Innanzitutto è una faccenda di numeri: le statistiche dimostrano (lo dice, vedi qui, il prof. Pietro Ichino, da me più volte citato) che in Italia il ricorso ai contratti a termine è più o meno nella media europea. Non è quindi vero che la popolazione dei precari è più alta che altrove. E’ vero casomai che costoro faticano immensamente di più che in altri paesi europei ad essere “stabilizzati”, ad accedere cioè, dopo un ragionevole periodo, a quel contratto di lavoro a tempo indeterminato che costituisce il loro legittimo obbiettivo professionale. E nel frattempo, è ovvio, le fila si ingrossano.
Le ragioni di questa cronicizzazione del precariato che rischia di far naufragare carriere, aspirazioni, vocazioni, studi e famiglie, nel settore giornalistico sono essenzialmente quattro.
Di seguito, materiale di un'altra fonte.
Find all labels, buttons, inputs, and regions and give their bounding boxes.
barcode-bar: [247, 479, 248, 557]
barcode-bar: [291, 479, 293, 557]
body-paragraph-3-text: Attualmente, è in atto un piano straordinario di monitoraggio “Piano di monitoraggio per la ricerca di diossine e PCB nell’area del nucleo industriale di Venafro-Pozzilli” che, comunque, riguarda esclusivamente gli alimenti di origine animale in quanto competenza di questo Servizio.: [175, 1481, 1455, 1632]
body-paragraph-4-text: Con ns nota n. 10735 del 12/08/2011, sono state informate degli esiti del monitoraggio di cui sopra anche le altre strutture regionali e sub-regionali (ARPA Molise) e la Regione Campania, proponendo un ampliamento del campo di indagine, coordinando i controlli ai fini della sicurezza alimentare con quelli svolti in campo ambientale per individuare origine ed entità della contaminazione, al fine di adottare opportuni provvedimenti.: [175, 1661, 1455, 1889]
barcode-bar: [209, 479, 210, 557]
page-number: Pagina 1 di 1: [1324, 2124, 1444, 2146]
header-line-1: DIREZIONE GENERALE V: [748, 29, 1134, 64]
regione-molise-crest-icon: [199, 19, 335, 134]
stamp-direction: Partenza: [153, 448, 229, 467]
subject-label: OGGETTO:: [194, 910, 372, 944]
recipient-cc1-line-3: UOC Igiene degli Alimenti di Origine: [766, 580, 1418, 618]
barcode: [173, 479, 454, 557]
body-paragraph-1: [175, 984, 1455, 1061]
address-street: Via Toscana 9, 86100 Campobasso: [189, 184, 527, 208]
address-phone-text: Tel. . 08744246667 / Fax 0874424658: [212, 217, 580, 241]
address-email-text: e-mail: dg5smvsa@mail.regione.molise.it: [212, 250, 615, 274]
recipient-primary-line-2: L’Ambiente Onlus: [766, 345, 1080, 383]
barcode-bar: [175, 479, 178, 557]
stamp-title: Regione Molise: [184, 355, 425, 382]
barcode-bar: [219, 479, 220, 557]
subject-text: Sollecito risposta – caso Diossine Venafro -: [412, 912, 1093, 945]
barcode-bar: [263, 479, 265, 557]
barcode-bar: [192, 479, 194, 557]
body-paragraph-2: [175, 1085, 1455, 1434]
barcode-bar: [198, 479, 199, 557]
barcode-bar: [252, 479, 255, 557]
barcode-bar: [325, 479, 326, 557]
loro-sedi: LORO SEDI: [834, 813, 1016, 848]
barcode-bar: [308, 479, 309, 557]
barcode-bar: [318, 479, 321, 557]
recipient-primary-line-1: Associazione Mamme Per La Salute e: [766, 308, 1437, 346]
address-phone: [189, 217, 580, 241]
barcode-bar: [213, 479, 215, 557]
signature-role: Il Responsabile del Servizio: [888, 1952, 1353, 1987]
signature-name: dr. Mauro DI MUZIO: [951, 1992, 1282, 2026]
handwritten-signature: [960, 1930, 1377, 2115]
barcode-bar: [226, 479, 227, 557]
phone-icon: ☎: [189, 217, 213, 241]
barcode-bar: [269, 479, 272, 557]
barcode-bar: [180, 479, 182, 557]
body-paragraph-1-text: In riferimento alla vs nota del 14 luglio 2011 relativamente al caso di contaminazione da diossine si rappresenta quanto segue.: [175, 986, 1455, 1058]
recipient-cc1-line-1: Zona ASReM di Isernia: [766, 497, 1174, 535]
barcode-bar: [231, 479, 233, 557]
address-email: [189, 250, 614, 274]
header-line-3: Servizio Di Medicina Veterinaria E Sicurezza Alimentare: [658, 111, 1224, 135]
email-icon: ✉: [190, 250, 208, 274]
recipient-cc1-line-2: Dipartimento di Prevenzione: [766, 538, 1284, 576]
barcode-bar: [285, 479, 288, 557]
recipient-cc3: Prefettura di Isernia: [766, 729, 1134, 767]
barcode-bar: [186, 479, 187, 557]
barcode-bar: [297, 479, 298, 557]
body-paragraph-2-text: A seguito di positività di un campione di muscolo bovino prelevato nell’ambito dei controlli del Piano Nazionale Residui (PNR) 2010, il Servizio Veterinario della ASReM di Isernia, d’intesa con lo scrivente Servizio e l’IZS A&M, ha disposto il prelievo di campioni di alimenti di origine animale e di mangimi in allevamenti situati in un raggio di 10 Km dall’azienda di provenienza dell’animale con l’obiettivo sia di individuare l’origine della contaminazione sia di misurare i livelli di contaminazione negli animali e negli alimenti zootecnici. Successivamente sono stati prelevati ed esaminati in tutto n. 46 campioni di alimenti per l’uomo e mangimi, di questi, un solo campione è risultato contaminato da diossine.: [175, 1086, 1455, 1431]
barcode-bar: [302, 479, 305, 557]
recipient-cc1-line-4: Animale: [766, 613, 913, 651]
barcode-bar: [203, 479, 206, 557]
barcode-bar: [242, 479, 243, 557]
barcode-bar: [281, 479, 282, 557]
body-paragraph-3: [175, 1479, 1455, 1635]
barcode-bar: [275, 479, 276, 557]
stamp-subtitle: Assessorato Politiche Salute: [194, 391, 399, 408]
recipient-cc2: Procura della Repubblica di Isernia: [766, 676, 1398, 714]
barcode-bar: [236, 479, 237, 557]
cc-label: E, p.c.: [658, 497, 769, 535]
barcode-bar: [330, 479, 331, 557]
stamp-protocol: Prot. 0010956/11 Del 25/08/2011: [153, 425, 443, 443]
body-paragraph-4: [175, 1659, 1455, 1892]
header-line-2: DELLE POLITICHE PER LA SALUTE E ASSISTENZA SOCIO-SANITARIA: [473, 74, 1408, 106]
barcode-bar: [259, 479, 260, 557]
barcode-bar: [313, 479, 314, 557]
La prima è che il protrarsi dello stato di crisi del settore da un lato e l’evolversi del sistema dell’informazione dall’altra (redazioni sempre più asciutte, approfondimenti sempre minori) non agevola l’assorbimento in pianta stabile di nuovi lavoratori.
La seconda è che gli editori, furbescamente, approfittano della scusa della crisi anche quando potrebbero assumere: facendo leva soprattutto su una sovrabbondanza di offerta di manodopera giornalistica (per effetto della cosiddetta “operaizzazione del giornalismo”) che consente loro di attingere a un’ampia manovalanza soggetta a rapide rotazioni.
La terza è che il mercato del lavoro offre alla parte datoriale anche alternative spesso più convenienti e meno conflittuali degli stessi contratti a termine: è l’immenso popolo delle “false partite iva”, cioè di quelle migliaia di giornalisti che, pur sostanzialmente lavorando come dipendenti (pertanto abusivi) in una redazione, figurano formalmente come liberi professionisti, accontentandosi di compensi risibili e di qualsiasi condizione di lavoro.
Ma la quarta e più grave ragione del fenomeno è che il sistema, ben lungi da comprendere la perversità del meccanismo, continua a creare senza alcun criterio nè selezione (ciò che io chiamo il giornalistificio) nuovi giornalisti, i quali a loro volta si buttano a capofitto sul mercato a fare concorrenza ai precari o diventando precari essi stessi o aprendo nuove fittizie partite iva, in una guerra fra poveri in cui l’industria editoriale sguazza.
La radice stessa del male, insomma, sta nella categoria dei giornalisti, incapace attraverso i propri organi di autogoverno di contenere una crescita divenuta incontrollata, nonostante l’esistenza di norme e percorsi di accesso alla professione che sarebbero sufficienti, da soli, a porre un argine a quest’inflazione catastrofica.
Bene fanno quindi i precari a invocare, da parte degli editori, la “stabilizzazione” dei titolari di contratti a termine. E cioè, metaforicamente, ad invitarli a togliere il tappo alla vasca della assunzioni dalla quale, altrimenti, i giornalisti traboccano. Ma meglio farebbero a dire all’idraulico, cioè l’Ordine, di riparare alla svelta il rubinetto che perde. E che, tappo o non tappo, continuando a versare acqua nella vasca, rende inutile qualsiasi deflusso.
O si fa così o la stanza si allaga. E tutti noi ci affoghiamo dentro.